Proof : In \(\triangle{AMC}\) and \(\triangle{BMD}\), we have
AM = BM ...(M is the mid-point of AB)
CM = DM ...(Given)
and \(\angle{AMC}\) = \(\angle{BMD}\) ...(Vertically opposite angles)
\(\therefore \) \(\triangle{AMC}\) \(\displaystyle \cong \) \(\triangle{BMD}\)(By SAS congruency test)
Hence, part(i) is proved.
Also, AC = DB ...(By CPCT)
\(\angle{1}\) = \(\angle{2}\) ...(Alternate angles) and (by CPCT)
\(\therefore \) BD || CA and BC is transversal.
\(\Rightarrow \) \(\angle{ACB}\) + \(\angle{DBC}\) = \(180^\circ\)
But, \(\angle{ACB}\) = \(90^\circ\) ...(given)
\(\Rightarrow \) \(90^\circ\) + \(\angle{DBC}\) = \(180^\circ\)
\(\Rightarrow \) \(\angle{DBC}\) = \(180^\circ\) - \(90^\circ\)
\(\Rightarrow \) \(\angle{DBC}\) = \(90^\circ\)
Hence, part(ii) is proved, too.
Now, considering \(\triangle{DBC}\) and \(\triangle{ACB}\), we have,
AC = DB ...(from part(i))
Side BC is common.
and \(\angle{DBC}\) = \(\angle{ACB}\) = \(90^\circ\)
Therefore, \(\triangle{DBC}\) \(\displaystyle \cong \) \(\triangle{ACB}\) ...(SSA Congruency theorem)

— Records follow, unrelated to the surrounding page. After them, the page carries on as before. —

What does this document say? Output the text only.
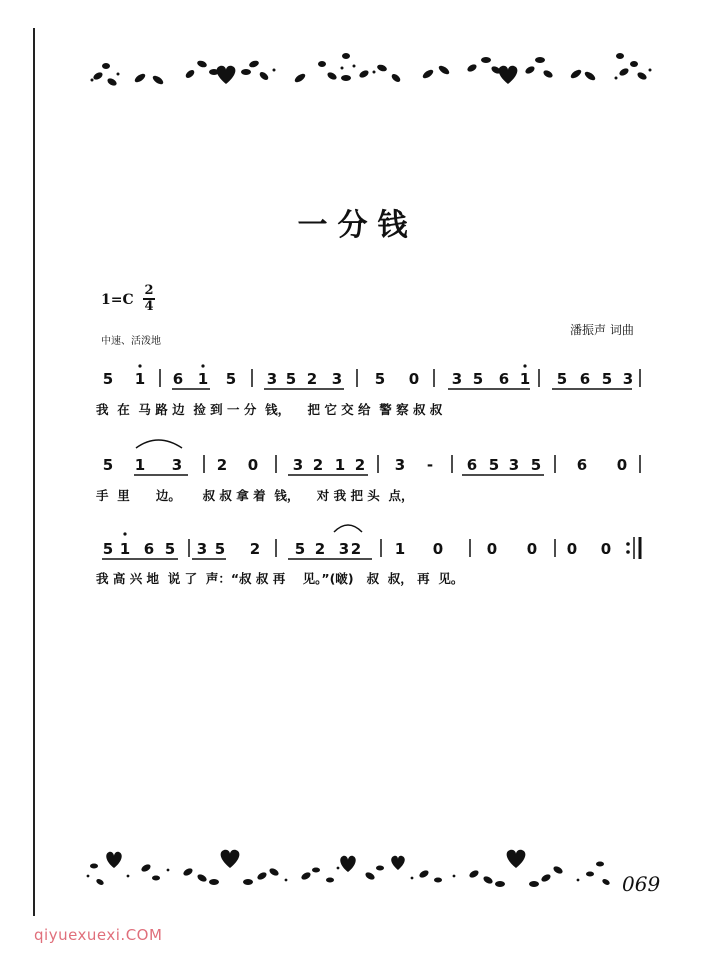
一分钱
1=C
2
4
中速、活泼地
潘振声 词曲
5 1 6 1 5 3 5 2 3 5 0 3 5 6 1 5 6 5 3
5 1 3 2 0 3 2 1 2 3 - 6 5 3 5 6 0
5 1 6 5 3 5 2 5 2 3 2 1 0	0 0 0 0
我  在  马 路 边  捡 到 一 分  钱，    把 它 交 给  警 察 叔 叔
手  里      边。     叔 叔 拿 着  钱，    对 我 把 头  点，
我 高 兴 地  说 了  声：“叔 叔 再    见。”(啵)   叔  叔， 再  见。
069
qiyuexuexi.COM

Hence, now, part(iii) is proved, too.
Now, DC = AB ...(By CPCT)
Multipling both sides by \(\frac{1}{2} \) , we get,
(\(\frac{1}{2} \) ) DC = \(\frac{1}{2} \) ) AB
Now, as we know, CM = (\(\frac{1}{2} \) ) DC
Therefore, CM = (\(\frac{1}{2} \) ) AB
Hence, part (iv) is proved.